As far as De Visser is concerned, even in so-called poptimist times, there are still plenty of misconceptions surrounding the genre in which she’s now found herself. Nothing about that “stylized pop,” as she describes it herself, is by definition ‘commercial,’ ‘slick,’ ‘perfect’, ‘mainstream’, ‘conventional’. “I think what Robyn does is unconventional. And I would think it would be quite foolish of me to make another largely acoustic record. This is me transitioning into what I think is edgier.”


In an interview with De Morgen, De Visser, who once attended the Rock Academy but, after winning the Grand Prix of the Netherlands in 2009, never completed it, notes that “the charm of imperfection” is partly lost in such artist training. It gets a bit predictable, too deliberate; musicians get too good. For Bitterzoet, with an in-house studio and a life partner as co-producer, De Visser had all the time and space to make the record she wanted to make. But if you can tinker endlessly, how do you make sure an album gets finished but never perfect? And what about the live show? “When it's finished, it's finished,” is the initial answer from De Visser. It comes down to fingerspitzengefühl. “I'm also a perfectionist. In that regard, I am very concerned that it is not all too perfect. I also ask the band to use a lot of effects, to play with filters and do other things that make it look a little less static and perfect. And ‘not perfect’ can mean anything, of course. It can also mean that you have some kind of casualness in how you sing. Perhaps that's where my form of imperfection lies: that you just can’t understand a word, especially live.”

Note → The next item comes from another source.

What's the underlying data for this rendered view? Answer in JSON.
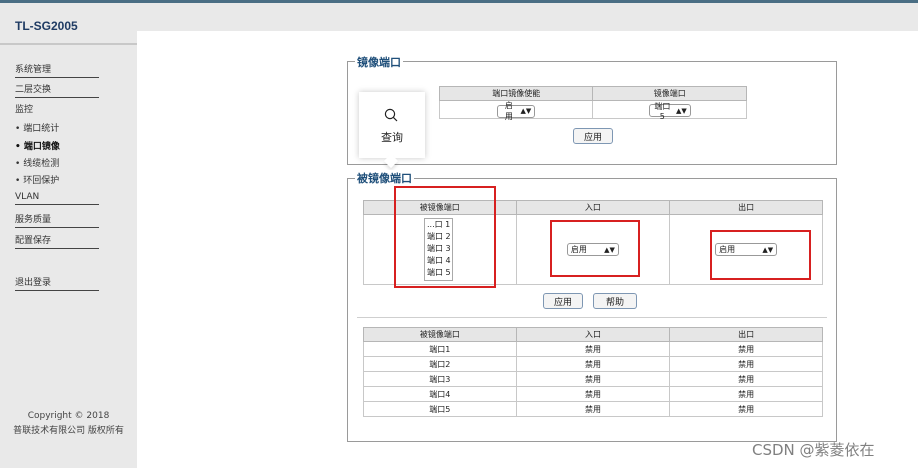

“We live in a time where we are so focused on the details, where the aural has to be just as good live. My dad was in a band in the fifties when monitors just didn't exist. You had two speakers, your own amplifiers and a sound engineer who did nothing else: he just connected everything and didn't complicate things with faders or anything. Then you realize that we are taking such a big step towards perfect sound and that we want it that way live as well. But I do notice in Belgium that they are fortunately a little less perfectionist in music, that it has more of an edge in a certain way and that that is very cool.”

So it is not necessary to immediately understand everything. “That's how I listen to lyrics myself: I only realize after a long time what is actually being said. It comes very slowly, every time I listen there might be another lyric that will make me go: oh, what a beautiful line! I had that with Frank Ocean, for example. In the end I was studying all his lyrics, but it took me ten times to get to that point.” It only lengthens the lifespan of a record. “I notice when I'm making my lyrics that it is sometimes very unclear to other people. But then I think: imagine that I would now make it very literal. That I would really 'finish' it and that people know exactly what it is about. I personally would find that super ugly, because then it would no longer be open.” Partly for this reason, De Visser has avoided singing in ‘affected Dutch’ throughout her career. “Then it becomes too perfect, too intentional, too moralistic. Like: I'm going to tell you something now."
And so Eefje de Visser's strength lies, even on her 'pop record', perhaps in the fact that the music is never crystal clear or outspoken. Smoothly maneuvering beyond all conventions, she seems to have found both a breeding ground for ambition and a beacon of imperfection in Belgium and in Robyn.